Biden’s initial attempt to cancel almost $400 billion

in loans — which the Supreme Court rejected — stretched executive power beyond appropriate constitutional bounds. It was also regressive, since it used tax dollars drawn from the general population to subsidize debts freely undertaken by people who gained enhanced earning power as a result. For many Americans who had already paid off their debts, the policy felt unfair.

Even for intended beneficiaries, the disappointment of its failure outweighed any goodwill Biden might have earned in trying to help. A survey in June found that fewer than one-third of U.S. adults approved of how he handled the issue. Forty percent disapproved. After losing at the Supreme Court, Biden developed a more nuanced plan. His administration shifted toward a program called Saving on a Valuable Education, or Save.

This program lowered monthly payments for people on an already existing repayment plan (called Revised Pay as You Earn, or REPAYE) and shortened the amount of time that borrowers would need to make those payments before the remainder of the loan was canceled (from 20 or 25 years to just a decade). Those terms were expensive (about $230 billion over a decade, according to the Congressional Budget Office) and too generous: An Urban Institute analysis found that nearly half of bachelor’s degree recipients in the program would pay less than half of their loan. But at least they were better targeted to help student borrowers in need than Biden’s initial forgiveness ploy.

Still, even this more moderate approach has hit legal roadblocks. Federal judges blocked Save from moving forward after a group of Republican-led states claimed Biden’s program would deprive them of revenue. In August, the Supreme Court refused to intervene, so the plan is on hold. The litigation illustrates the futility of trying to reallocate hundreds of billions of dollars in public money via executive fiat, especially with conservatives firmly in control of the Supreme Court.

Biden’s plan was always at risk of being torn down by the next Republican administration. And that administration is now at hand, to be headed by President-elect Donald Trump, who has criticized Biden’s student loan policy as a “total catastrophe” and “unfair” to Americans who already paid off their loans. In Trump’s first term, he sought to increase monthly payments. Should he seek to do so again, student borrowers will have endured a roller coaster of complicated policy changes, threatening their financial stability.
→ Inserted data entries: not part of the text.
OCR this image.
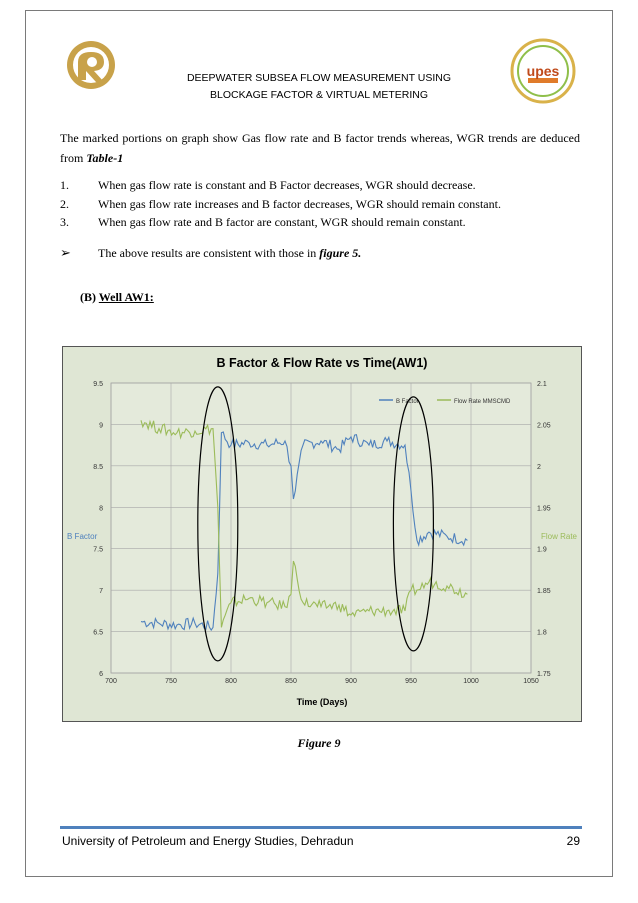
upes
DEEPWATER SUBSEA FLOW MEASUREMENT USING
BLOCKAGE FACTOR & VIRTUAL METERING
The marked portions on graph show Gas flow rate and B factor trends whereas, WGR trends are deduced from Table-1
1.	When gas flow rate is constant and B Factor decreases, WGR should decrease.
2.	When gas flow rate increases and B factor decreases, WGR should remain constant.
3.	When gas flow rate and B factor are constant, WGR should remain constant.
➢	The above results are consistent with those in figure 5.
(B) Well AW1:
6
6.5
7
7.5
8
8.5
9
9.5
1.75
1.8
1.85
1.9
1.95
2
2.05
2.1
700	750	800	850	900	950	1000	1050
B Factor & Flow Rate vs Time(AW1)
Time (Days)
B Factor	Flow Rate
B Factor	Flow Rate MMSCMD
Figure 9
University of Petroleum and Energy Studies, Dehradun	29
The Biden administration did achieve some of its goals. It canceled more than $175 billion in student debt, primarily by reducing administrative hurdles in the Public Service Loan Forgiveness program, without running afoul of the courts. It also proposed new regulations that would crack down on for-profit schools, which account for a disproportionate share of loan defaults. However, because of the Democrats’ larger political defeat, these policies are now at risk of reversal under a Trump administration. And the task of devising a broader income-based debt relief plan remains. So, too, does the challenge of incentivizing colleges and universities to contain their ever-growing costs.

Biden’s Save program could be a good starting point for members of Congress to negotiate a more modest income-based repayment system that is fully paid for and targets the neediest, along with other higher-education reforms. Lawmakers should focus on expanding existing tuition assistance for low-income families, emphasizing aid, such as Pell Grants, that does not create future debt burdens. Such legislation would not only help graduates manage their loans, but also restore some faith among voters that student loan reform really is about good policy, not just good politics.